The sheer scope of Wikipedia’s info base these days makes it unignorable. It currently has over five million entries on the English site alone, which breaks down to roughly 2.8 billion words. For comparison, that’s about 60 times more words than Encyclopedia Britannica. (Worth noting that these numbers come from Wikipedia, so do with that what you will.) Looking beyond English entries, there are over 40 million articles across all Wikis in over 250 different languages. It’s no wonder when you search for anything online — French wine, the Arab Spring, Baha Men’s little-known 2015 album Ride With Me a Wikipedia entry is usually among the first handful of search results, if not the first search result.
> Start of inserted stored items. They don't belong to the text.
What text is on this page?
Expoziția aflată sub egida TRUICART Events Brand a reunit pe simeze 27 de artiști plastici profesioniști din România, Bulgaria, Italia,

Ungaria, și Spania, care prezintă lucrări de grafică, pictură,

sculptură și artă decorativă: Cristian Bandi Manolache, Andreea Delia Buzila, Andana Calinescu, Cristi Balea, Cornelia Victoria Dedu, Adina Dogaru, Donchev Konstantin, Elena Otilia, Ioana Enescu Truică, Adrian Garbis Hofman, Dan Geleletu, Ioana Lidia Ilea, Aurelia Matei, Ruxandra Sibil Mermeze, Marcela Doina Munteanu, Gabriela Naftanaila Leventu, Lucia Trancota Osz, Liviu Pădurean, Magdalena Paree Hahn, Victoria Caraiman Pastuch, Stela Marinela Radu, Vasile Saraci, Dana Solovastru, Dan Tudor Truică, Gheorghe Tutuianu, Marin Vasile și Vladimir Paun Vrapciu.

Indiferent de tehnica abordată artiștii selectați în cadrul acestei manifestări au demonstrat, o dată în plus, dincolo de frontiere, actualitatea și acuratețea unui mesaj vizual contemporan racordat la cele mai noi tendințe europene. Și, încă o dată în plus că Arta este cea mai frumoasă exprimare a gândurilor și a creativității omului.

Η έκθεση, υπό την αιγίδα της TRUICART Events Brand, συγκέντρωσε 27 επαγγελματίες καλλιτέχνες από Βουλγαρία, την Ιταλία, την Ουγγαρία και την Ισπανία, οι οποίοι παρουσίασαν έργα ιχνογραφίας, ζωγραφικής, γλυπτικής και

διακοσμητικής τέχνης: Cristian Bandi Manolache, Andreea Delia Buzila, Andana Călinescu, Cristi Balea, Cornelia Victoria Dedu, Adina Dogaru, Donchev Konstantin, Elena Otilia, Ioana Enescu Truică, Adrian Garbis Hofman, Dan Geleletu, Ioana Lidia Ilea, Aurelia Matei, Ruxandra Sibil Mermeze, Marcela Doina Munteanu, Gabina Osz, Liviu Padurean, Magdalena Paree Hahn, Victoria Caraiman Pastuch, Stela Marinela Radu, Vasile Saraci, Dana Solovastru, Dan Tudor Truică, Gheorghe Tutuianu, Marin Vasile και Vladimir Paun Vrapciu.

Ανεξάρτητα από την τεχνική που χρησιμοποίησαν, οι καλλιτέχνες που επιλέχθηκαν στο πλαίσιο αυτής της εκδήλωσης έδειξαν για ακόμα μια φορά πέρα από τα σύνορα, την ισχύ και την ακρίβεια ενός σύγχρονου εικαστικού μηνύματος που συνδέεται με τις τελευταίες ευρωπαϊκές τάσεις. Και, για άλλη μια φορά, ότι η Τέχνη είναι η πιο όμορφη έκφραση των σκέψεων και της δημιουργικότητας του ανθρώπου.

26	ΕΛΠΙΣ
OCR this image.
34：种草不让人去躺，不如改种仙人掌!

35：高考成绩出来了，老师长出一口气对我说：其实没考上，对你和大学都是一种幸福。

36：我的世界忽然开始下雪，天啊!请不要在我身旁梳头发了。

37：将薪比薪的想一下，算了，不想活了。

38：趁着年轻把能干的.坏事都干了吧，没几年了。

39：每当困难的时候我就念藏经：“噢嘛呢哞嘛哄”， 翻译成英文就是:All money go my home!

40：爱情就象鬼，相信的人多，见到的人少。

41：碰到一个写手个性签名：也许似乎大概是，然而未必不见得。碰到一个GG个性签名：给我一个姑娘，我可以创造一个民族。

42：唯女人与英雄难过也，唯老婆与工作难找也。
And often the most useful.

Of course, Wikipedia has its other issues. News sites have been forecasting its death since Gawker declared the site “slowly dying” back in 2011. (Another story for another time, but it has been five years and that still hasn’t happened.) The encyclopedia has suffered from declining page views and interactions as more and more people digest content solely on mobile, an editorial base that has historically skewed male, an interface that isn’t terribly user-friendly for the non–tech savvy, and the possibility, as pointed out by the Washington Post in 2015, that donations which keep the site’s lights on could fall off in the not-too-distant future. Still, for now, the people’s encyclopedia lives on.

A 2014 study found that half of all doctors use Wikipedia for fast facts when treating specific conditions. Which … of course they do. Just like everybody else who Googles “weird red rash on knuckles,” Wikipedia entries are the most readily accessible. At this point, anybody who says they didn’t use Wikipedia is likely lying. Sure, you probably shouldn’t base your Ph.D. dissertation on it, but in the same way your doctor isn’t basing her entire treatment plan off a Wiki entry, the information you find there can be a great starting point. So my sincerest apologies to the fine educators who tried to teach 13-year-old me something, but “avoid Wikipedia” is the lesson I both remember and ignore most frequently. After 15 years, it’s still the sixth most popular website in the world. And we’d probably be lost without it.